Hoy es un día histórico, otro más de los que nos ha tocado vivir y es que como ya sabéis de sobra el BCE va a subir tipos por primera vez en 11 años. Los más veteranos lectores de este blog saben lo que es esto pero la mayoría de los hipotecados españoles apenas se han enfrentado a una continua subida de la cuota de su hipoteca.

¿Y cómo hemos pasado en seis meses de pensar que el Euribor seguiría en negativo casi hasta final de década a tenerlo ya por encima del 1%?

Los bancos centrales se toman muy en serio la política monetaria y antes de tomar cualquier decisión se aseguran de que es realmente necesaria, se prepara a los mercados, se anuncia con mucha antelación, se realiza y luego se vuelve a explicar. A excepción de las medidas de emergencia y las actuaciones coordinadas con otros bancos centrales son decisiones muy previsibles. Las presiones inflacionistas han aumentado hasta un punto en el que los Bancos Centrales han tenido que actuar pese a que sus medidas puedan afectar al crecimiento económico y esta la ecuación imposible de resolver, encontrar una manera de equilibrar los riesgos de crecimiento e inflación es lo que ha intentado el BCE retrasando tanto su decisión con el peligro de no arreglar ninguna de las dos cosas.

Pero el BCE no solamente tiene encima la subida de tipos, tiene por delante muchos retos, vemos cuales.

El tipo de interés de los depósitos del banco central ha estado negativo durante los últimos ocho años, todavía está en el -0,5%.

El tipo de la facilidad de depósito es uno de los tres tipos de interés que el BCE fija cada seis semanas en el marco de su política monetaria. Este tipo determina el interés que las entidades de crédito reciben por sus depósitos a un día en el banco central. Este tipo de interés es negativo desde junio de 2014.

Existen otros dos tipos de interés oficiales: el de las operaciones principales de financiación y el de la facilidad marginal de crédito. El primero determina el coste al que las entidades de crédito pueden obtener financiación del banco central durante un período de una semana. Si las entidades necesitan obtener liquidez a un día, pueden recurrir a la facilidad marginal de crédito, a la que se aplica un tipo de interés más alto.

La presidenta del BCE, Christine Lagarde, ha dicho que el objetivo es sacar los tipos de interés del territorio negativo a finales de septiembre, como parte de una serie de subidas «graduales pero sostenidas».

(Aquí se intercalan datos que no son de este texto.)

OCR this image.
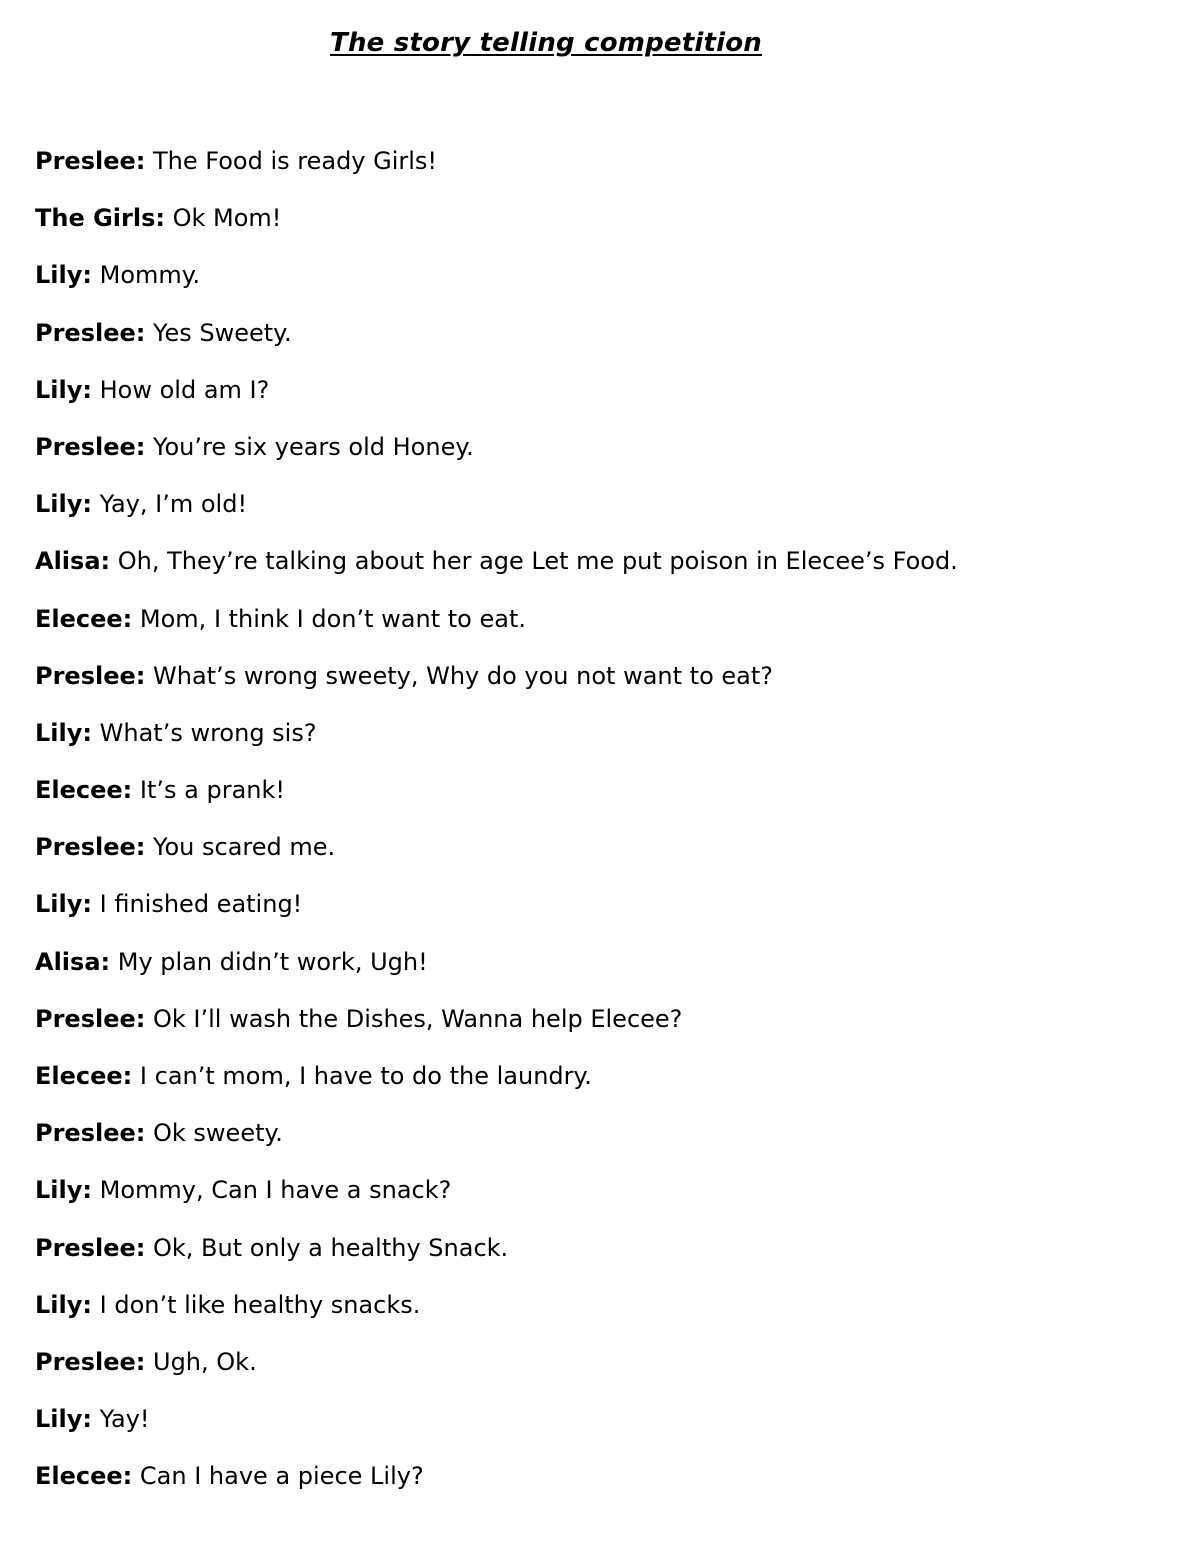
The story telling competition
Preslee: The Food is ready Girls!
The Girls: Ok Mom!
Lily: Mommy.
Preslee: Yes Sweety.
Lily: How old am I?
Preslee: You’re six years old Honey.
Lily: Yay, I’m old!
Alisa: Oh, They’re talking about her age Let me put poison in Elecee’s Food.
Elecee: Mom, I think I don’t want to eat.
Preslee: What’s wrong sweety, Why do you not want to eat?
Lily: What’s wrong sis?
Elecee: It’s a prank!
Preslee: You scared me.
Lily: I finished eating!
Alisa: My plan didn’t work, Ugh!
Preslee: Ok I’ll wash the Dishes, Wanna help Elecee?
Elecee: I can’t mom, I have to do the laundry.
Preslee: Ok sweety.
Lily: Mommy, Can I have a snack?
Preslee: Ok, But only a healthy Snack.
Lily: I don’t like healthy snacks.
Preslee: Ugh, Ok.
Lily: Yay!
Elecee: Can I have a piece Lily?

Mientras tanto, la Reserva Federal de EE.UU. y el Banco de Inglaterra ya se han adelantado al BCE, comenzando sus ciclos de subidas antes y elevando los tipos de forma más agresiva.

La última vez que el BCE subió los tipos en 2011, la aparición de una crisis de deuda europea obligó rápidamente al banco central a dar marcha atrás. El presidente del BCE que finalmente aplacó las tensiones en el mercado de bonos fue Mario Draghi, que ahora es primer ministro de Italia y está en el centro de las nuevas preocupaciones sobre la deuda pública. Lo que Draghi nos dió Draghi nos lo puede quitar.

El anuncio del BCE a principios de junio de que finalmente subiría los tipos de interés hizo que los costes de los préstamos de los miembros más endeudados de la eurozona subieran más rápido que los de los demás.

Limitar la divergencia entre los 19 miembros es «fundamental» para asegurar que los movimientos de la política monetaria se sientan de manera uniforme en toda la eurozona, dijo el vicepresidente del BCE, Luis de Guindos, a principios de julio.

Para ello, el BCE ha dicho que reinvertirá de forma «flexible» los bonos que vayan venciendo de su cartera para absorber la deuda de los países con más riesgo y aliviar la presión.

El banco también se ha puesto a diseñar una nueva herramienta de crisis para preservar la «transmisión» de sus movimientos de política monetaria con compras de bonos específicas.

Los responsables de la política del BCE podrían desvelar más detalles sobre la herramienta «antifragmentación» hoy, pero la idea ha sido recibida con escepticismo por algunos miembros del consejo de gobierno, que verían su uso sólo en condiciones estrictas.